The classic Fibonacci sequence is defined by the linear recurrence equation:

$F_{n}=F_{n-1}+F_{n-2}$

Which goes like 1, 1, 2, 3, 5, 8, 13, 21, 34, 55, 89, ... In another words, the next number in the sequence is equal to the sum of its two predecessors.

The ratio of successive Fibonacci number tends rapidlly to a constant 1.618.

$\displaystyle\lim_{n\to\infty}\frac{F_{n}}{F_{n-1}}=\frac{1+\sqrt{5}}{2}\approx 1.618$

Extend for Mathematical Prove

It is known that,

$F_{n}=F_{n-1}+F_{n-2}$

So that,

$\frac{F_{n}}{F_{n-1}}=1+\frac{F_{n-2}}{F_{n-1}}$

Let,

$r_{n}=\frac{F_{n}}{F_{n-1}}$

Hence,

$r_{n}=1+\frac{1}{r_{n-1}}$

When n approaches to infinity,

$\lim_{n\to\infty}\frac{F_{n}}{F_{n-1}}=\lim_{n\to\infty}r_{n}=L$

Then,

$L=1+\frac{1}{L}$

Solve the equation,

$L=\frac{1\pm\sqrt{5}}{2}$

The ratio is positive,

$L=\frac{1+\sqrt{5}}{2}\approx 1.618$

Modified Fibonacci Sequence

However, the modified Fibonacci sequence commonly used in dose escalation (over 2, 1.67, 1.50, 1.33 and so on) is not identifed and almost never cited.

Marvin Schneiderman, a statistician at the National Cancer Institute, seems to have been the first to propose in writing a scheme of decreasing increases for drug testing.

Later, Hansen gave increasing doses of lomustine to subsequent sets of patients, saying that they used “escalation in decreasing steps” and that “the dose was escalated with a modification of the Fibonacci search scheme” citing Schneiderman’s article, but they don’t elaborate.

Professor George A. Omura of Medicine in the Hematology/Oncology Division at UAB had clearly justified and suggested that "It might be best, for the sake of clarity, to label decreasing increment schemes as such, specifying the increments, without invoking Fibonacci".

Reference

1. Omura, G. A. Modified Fibonacci Search. JCO 21, 3177–3177 (2003).

2. Omura, G. A. Phase 1 Dose-Finding Trials and Fibonacci.

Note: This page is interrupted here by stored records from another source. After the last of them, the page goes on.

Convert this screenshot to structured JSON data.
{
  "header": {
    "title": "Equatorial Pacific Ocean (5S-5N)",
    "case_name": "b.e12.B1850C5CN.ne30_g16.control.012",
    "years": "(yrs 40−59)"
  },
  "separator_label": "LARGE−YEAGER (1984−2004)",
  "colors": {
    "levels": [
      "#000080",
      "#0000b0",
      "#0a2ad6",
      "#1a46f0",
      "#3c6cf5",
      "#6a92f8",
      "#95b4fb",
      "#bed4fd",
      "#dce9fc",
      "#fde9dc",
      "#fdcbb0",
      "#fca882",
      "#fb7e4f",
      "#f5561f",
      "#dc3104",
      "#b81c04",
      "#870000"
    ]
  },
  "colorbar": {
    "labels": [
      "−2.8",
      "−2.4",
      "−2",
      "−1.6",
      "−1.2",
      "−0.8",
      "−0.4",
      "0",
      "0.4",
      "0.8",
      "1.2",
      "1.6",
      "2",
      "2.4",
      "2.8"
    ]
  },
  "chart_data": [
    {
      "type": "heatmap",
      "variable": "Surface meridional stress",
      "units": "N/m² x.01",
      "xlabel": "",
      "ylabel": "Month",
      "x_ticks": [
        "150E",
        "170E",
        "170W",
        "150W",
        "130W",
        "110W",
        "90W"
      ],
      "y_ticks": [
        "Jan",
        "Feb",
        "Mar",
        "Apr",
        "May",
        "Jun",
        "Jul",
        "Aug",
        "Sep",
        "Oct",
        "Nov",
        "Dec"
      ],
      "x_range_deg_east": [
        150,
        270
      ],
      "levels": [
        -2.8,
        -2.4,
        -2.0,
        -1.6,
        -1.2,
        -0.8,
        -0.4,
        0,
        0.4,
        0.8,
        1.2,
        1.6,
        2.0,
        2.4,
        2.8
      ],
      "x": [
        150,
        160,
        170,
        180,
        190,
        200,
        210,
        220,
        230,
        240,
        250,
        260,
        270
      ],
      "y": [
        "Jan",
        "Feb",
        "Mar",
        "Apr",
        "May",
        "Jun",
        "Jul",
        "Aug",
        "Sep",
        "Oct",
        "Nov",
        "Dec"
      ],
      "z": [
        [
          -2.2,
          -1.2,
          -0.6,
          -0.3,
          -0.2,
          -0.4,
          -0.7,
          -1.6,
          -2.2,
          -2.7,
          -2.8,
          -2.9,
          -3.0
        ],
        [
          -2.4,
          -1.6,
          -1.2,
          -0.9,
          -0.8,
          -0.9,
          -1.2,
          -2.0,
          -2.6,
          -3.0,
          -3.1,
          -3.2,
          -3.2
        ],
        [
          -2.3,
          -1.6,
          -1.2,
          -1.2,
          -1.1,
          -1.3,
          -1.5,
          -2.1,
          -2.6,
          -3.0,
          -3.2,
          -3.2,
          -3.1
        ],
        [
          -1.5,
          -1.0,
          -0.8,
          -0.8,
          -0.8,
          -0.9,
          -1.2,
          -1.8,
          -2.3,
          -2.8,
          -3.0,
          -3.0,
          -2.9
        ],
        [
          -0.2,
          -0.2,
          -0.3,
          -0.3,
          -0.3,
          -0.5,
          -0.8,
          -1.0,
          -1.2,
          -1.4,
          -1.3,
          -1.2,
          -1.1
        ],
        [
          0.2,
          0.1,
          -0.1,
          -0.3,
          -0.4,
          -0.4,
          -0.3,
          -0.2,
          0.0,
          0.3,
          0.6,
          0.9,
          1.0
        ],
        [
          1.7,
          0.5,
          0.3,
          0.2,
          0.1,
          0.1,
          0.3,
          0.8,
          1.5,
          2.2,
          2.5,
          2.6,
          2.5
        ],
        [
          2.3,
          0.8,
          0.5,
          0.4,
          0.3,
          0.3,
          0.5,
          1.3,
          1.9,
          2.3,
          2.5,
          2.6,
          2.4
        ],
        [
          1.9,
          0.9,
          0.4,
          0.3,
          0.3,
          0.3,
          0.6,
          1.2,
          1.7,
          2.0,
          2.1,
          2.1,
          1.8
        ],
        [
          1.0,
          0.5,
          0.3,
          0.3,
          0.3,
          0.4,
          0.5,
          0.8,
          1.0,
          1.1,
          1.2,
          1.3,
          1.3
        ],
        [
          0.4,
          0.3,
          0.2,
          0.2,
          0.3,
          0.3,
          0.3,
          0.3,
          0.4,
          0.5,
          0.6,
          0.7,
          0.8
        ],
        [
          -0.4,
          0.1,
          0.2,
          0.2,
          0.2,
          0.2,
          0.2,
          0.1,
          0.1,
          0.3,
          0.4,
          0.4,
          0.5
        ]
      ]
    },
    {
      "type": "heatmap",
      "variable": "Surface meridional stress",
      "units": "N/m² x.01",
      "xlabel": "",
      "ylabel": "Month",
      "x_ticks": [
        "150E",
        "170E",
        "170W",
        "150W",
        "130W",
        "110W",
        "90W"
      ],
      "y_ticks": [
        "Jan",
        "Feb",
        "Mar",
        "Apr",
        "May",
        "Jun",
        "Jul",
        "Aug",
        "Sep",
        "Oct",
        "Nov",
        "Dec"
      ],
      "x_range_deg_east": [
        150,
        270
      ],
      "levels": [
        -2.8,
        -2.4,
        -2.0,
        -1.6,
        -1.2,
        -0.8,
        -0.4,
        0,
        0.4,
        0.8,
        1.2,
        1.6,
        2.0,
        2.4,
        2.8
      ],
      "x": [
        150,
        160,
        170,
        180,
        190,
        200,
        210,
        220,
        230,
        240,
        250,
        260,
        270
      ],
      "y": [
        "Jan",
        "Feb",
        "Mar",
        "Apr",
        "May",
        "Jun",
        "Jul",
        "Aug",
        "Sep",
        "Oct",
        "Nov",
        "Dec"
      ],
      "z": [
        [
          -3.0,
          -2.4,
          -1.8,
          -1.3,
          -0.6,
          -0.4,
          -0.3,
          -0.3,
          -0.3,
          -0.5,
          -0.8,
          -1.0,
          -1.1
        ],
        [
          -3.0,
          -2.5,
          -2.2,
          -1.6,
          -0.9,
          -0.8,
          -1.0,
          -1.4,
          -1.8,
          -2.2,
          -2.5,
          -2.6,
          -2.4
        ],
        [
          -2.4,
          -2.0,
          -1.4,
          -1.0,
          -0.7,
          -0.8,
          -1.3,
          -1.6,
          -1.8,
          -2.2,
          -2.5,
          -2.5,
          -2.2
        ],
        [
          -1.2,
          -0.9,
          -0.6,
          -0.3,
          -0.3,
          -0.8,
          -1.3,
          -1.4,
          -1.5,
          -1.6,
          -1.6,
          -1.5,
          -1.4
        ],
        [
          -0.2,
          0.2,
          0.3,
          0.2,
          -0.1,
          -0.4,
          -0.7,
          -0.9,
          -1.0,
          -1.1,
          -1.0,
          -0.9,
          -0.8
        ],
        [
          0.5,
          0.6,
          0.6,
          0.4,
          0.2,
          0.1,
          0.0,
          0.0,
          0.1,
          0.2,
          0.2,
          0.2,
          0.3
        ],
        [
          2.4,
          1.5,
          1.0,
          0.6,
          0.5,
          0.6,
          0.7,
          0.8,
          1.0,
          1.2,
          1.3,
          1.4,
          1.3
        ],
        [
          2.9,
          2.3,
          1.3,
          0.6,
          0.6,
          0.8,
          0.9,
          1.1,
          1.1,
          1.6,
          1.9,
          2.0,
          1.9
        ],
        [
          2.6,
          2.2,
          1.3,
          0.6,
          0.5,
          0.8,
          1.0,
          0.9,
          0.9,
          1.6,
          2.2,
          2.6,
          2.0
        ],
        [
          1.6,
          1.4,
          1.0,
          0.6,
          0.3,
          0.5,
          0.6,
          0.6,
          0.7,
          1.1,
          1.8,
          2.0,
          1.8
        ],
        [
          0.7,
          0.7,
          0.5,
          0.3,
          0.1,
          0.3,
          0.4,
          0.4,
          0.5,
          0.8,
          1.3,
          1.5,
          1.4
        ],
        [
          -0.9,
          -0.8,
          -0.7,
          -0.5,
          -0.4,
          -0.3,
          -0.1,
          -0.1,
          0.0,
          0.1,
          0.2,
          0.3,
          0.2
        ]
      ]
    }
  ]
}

Clinical Cancer Research 12, 321–321 (2006).

3. Penel, N. & Kramar, A. What does a modified-Fibonacci dose-escalation actually correspond to? BMC Med Res Methodol 12, 103 (2012).

4. Schneiderman, M. A. MOUSE TO MAN: STATISTICAL PROBLEMS IN BRINGING A DRUG TO CLINICAL TRIAL.